Jaworski published his first work of fiction, Janua Vera, in 2007, and was awarded that year's Prix du Cafard cosmique for it. This collection of novellas is set in a fantasy world, Le Vieux Royaume, characterized by a low degree of supernatural activity and inspired by swashbuckler novels and historical fiction. Jaworski continued to develop this world in his first novel, Gagner la guerre.
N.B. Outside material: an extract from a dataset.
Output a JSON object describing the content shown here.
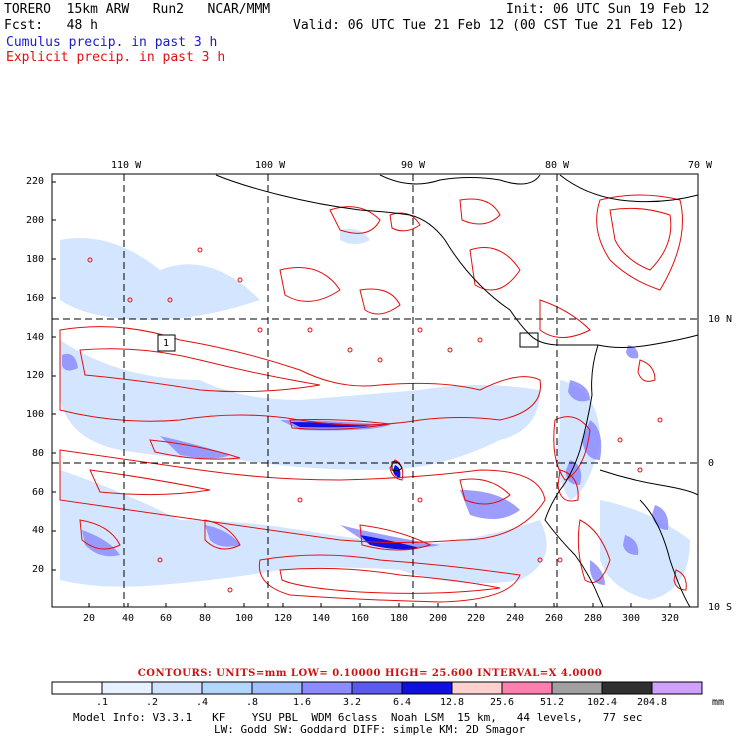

Published in 2009, it was awarded that year's Prix Imaginales for the best French-language novel.

== Works ==

===Fiction===
- « Celles qui marchent dans l'ombre », in Mythophages, éditions de L'Oxymore, 2004 (novella)
- « Janua Vera » (Prix du Cafard cosmique), Les moutons électriques, 2007 (novella collection)
- « Gagner la guerre » (Prix Imaginales 2009; Prix du premier roman Région Rhône-Alpes), Les moutons électriques, 2009 (novel); forthcoming in English as To the Victor go the Spoils
- « Montefellóne », in Stéphanie Nicot (dir.) Rois et capitaines, Mnémos, 2009 (novella)
- « Préquelle », in Jérôme Vincent, Charlotte Volper & Eric Holstein (dir.), Utopiales 09, Actusf, 2009 (novella)
- « Janua vera », Les moutons électriques, 2010 (novella collection, expanded edition)
- « La troisième hypostase », in Stéphanie Nicot (dir.) Magiciennes et sorciers, Mnémos, 2010 (novella)
- « Même pas mort » (Rois du Monde, I), Les moutons électriques, 2013 (novel)
- « Chasse Royale I » (Rois du Monde, II), Les moutons électriques, 2015 (novel)
- « Chasse Royale II » (Rois du Monde, III), Les moutons électriques, 2017 (novel)
- « Chasse Royale III » (Rois du Monde, IV), Les moutons électriques, 2019 (novel)
- « Chasse Royale IV » (Rois du Monde, V), Les moutons électriques, 2020 (novel)
- « Le Tournoi des preux » (Le Chevalier aux Epines, I), Les moutons électriques, 2023 (novel)
- « Le Conte de l'assassin » (Le Chevalier aux Epines, II), Les moutons électriques, 2023 (novel)
- « Le Débat des dames » (Le Chevalier aux Epines, III), Les moutons électriques, 2024 (novel)

=== Role-playing games ===
- « Tiers Âge », 2000 (unpublished)
- « Faim de loup », Casus Belli n°19, 2003 (adventure)
- « Te Deum pour un massacre », Éditions du Matagot, 2005
- « Trois meschantes affaires », Éditions du Matagot, 2005 (adventures)
- « 1562 : Paris assiégé », Casus Belli n° 37, 2006 (adventure)

=== Articles ===
- « Théorie des Humeurs ludiques », Casus Belli n°14, 2002
- « Le Seigneur des Anneaux : la tentation du mal » Casus Belli n°18, 2003
- « Te Deum pour un massacre : jouer dans une Histoire douloureuse », in Olivier Caïra et Jérôme Larré (dir.), Jouer avec l'Histoire, Pinkerton Press, 2009
- « Évasion diégétique », in Jeu est un autre - Le ludique et la science-fiction (Yellow Submarine n°134), 2009

== Personal life ==
Ahead of the 2024 French legislative election, he co-signed a statement with other figures from French speculative fiction in support of a New Popular Front against the far-right.